Sharp Willard W, Beiser David G, Fang Yong Hu, Han Mei, Piao Lin, Varughese Justin, Archer Stephen L
1Section of Emergency Medicine, Department of Medicine, University of Chicago, Chicago, IL. 2Department of Medicine, Queen's University at Kingston, ON, Canada.
Crit Care Med. 2015 Feb;43(2):e38-47. doi: 10.1097/CCM.0000000000000817.
Survival following sudden cardiac arrest is poor despite advances in cardiopulmonary resuscitation and the use of therapeutic hypothermia. Dynamin-related protein 1, a regulator of mitochondrial fission, is an important determinant of reactive oxygen species generation, myocardial necrosis, and left ventricular function following ischemia/reperfusion injury, but its role in cardiac arrest is unknown. We hypothesized that dynamin-related protein 1 inhibition would improve survival, cardiac hemodynamics, and mitochondrial function in an in vivo model of cardiac arrest.
Laboratory investigation.
University laboratory.
Anesthetized and ventilated adult female C57BL/6 wild-type mice underwent an 8-minute KCl-induced cardiac arrest followed by 90 seconds of cardiopulmonary resuscitation.
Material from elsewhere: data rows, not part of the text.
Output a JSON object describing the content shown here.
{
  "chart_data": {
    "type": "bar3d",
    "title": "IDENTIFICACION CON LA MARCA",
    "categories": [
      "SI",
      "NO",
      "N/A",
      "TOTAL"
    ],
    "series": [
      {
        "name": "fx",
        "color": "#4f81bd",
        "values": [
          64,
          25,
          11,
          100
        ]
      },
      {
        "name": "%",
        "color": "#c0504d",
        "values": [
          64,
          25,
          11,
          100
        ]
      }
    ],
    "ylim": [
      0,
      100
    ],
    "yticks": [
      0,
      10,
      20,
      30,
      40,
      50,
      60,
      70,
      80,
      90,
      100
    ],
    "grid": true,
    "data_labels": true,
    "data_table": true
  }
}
Mice were then blindly randomized to a single IV injection of Mdivi-1 (0.24 mg/kg), a small molecule dynamin-related protein 1 inhibitor or vehicle (dimethyl sulfoxide).
Following resuscitation from cardiac arrest, mitochondrial fission was evidenced by dynamin-related protein 1 translocation to the mitochondrial membrane and a decrease in mitochondrial size. Mitochondrial fission was associated with increased lactate and evidence of oxidative damage. Mdivi-1 administration during cardiopulmonary resuscitation inhibited dynamin-related protein 1 activation, preserved mitochondrial morphology, and decreased oxidative damage. Mdivi-1 also reduced the time to return of spontaneous circulation (116 ± 4 vs 143 ± 7 s; p < 0.001) during cardiopulmonary resuscitation and enhanced myocardial performance post-return of spontaneous circulation. These improvements were associated with significant increases in survival (65% vs 33%) and improved neurological scores up to 72 hours post cardiac arrest.
Post-cardiac arrest inhibition of dynamin-related protein 1 improves time to return of spontaneous circulation and myocardial hemodynamics, resulting in improved survival and neurological outcomes in a murine model of cardiac arrest. Pharmacological targeting of mitochondrial fission may be a promising therapy for cardiac arrest.
尽管心肺复苏和治疗性低温技术有所进步,但心脏骤停后的生存率仍然很低。动力相关蛋白1是线粒体分裂的调节因子,是缺血/再灌注损伤后活性氧生成、心肌坏死和左心室功能的重要决定因素,但其在心脏骤停中的作用尚不清楚。我们假设抑制动力相关蛋白1可提高心脏骤停体内模型的生存率、心脏血流动力学和线粒体功能。
实验室研究。
大学实验室。
对麻醉并通气的成年雌性C57BL/6野生型小鼠进行8分钟氯化钾诱导的心脏骤停,随后进行90秒的心肺复苏。然后将小鼠随机分为单次静脉注射Mdivi-1(0.24mg/kg)、小分子动力相关蛋白1抑制剂或载体(二甲基亚砜)。
心脏骤停复苏后,动力相关蛋白1转位至线粒体膜以及线粒体大小减小证明了线粒体分裂。线粒体分裂与乳酸增加和氧化损伤证据相关。心肺复苏期间给予Mdivi-1可抑制动力相关蛋白1激活,保留线粒体形态并减少氧化损伤。Mdivi-1还缩短了心肺复苏期间自主循环恢复的时间(116±4秒对143±7秒;p<0.001),并改善了自主循环恢复后的心肌性能。这些改善与生存率显著提高(65%对33%)以及心脏骤停后72小时内神经学评分改善相关。
心脏骤停后抑制动力相关蛋白1可改善自主循环恢复时间和心肌血流动力学,从而提高心脏骤停小鼠模型的生存率和神经学结局。线粒体分裂的药物靶向治疗可能是一种有前景的心脏骤停治疗方法。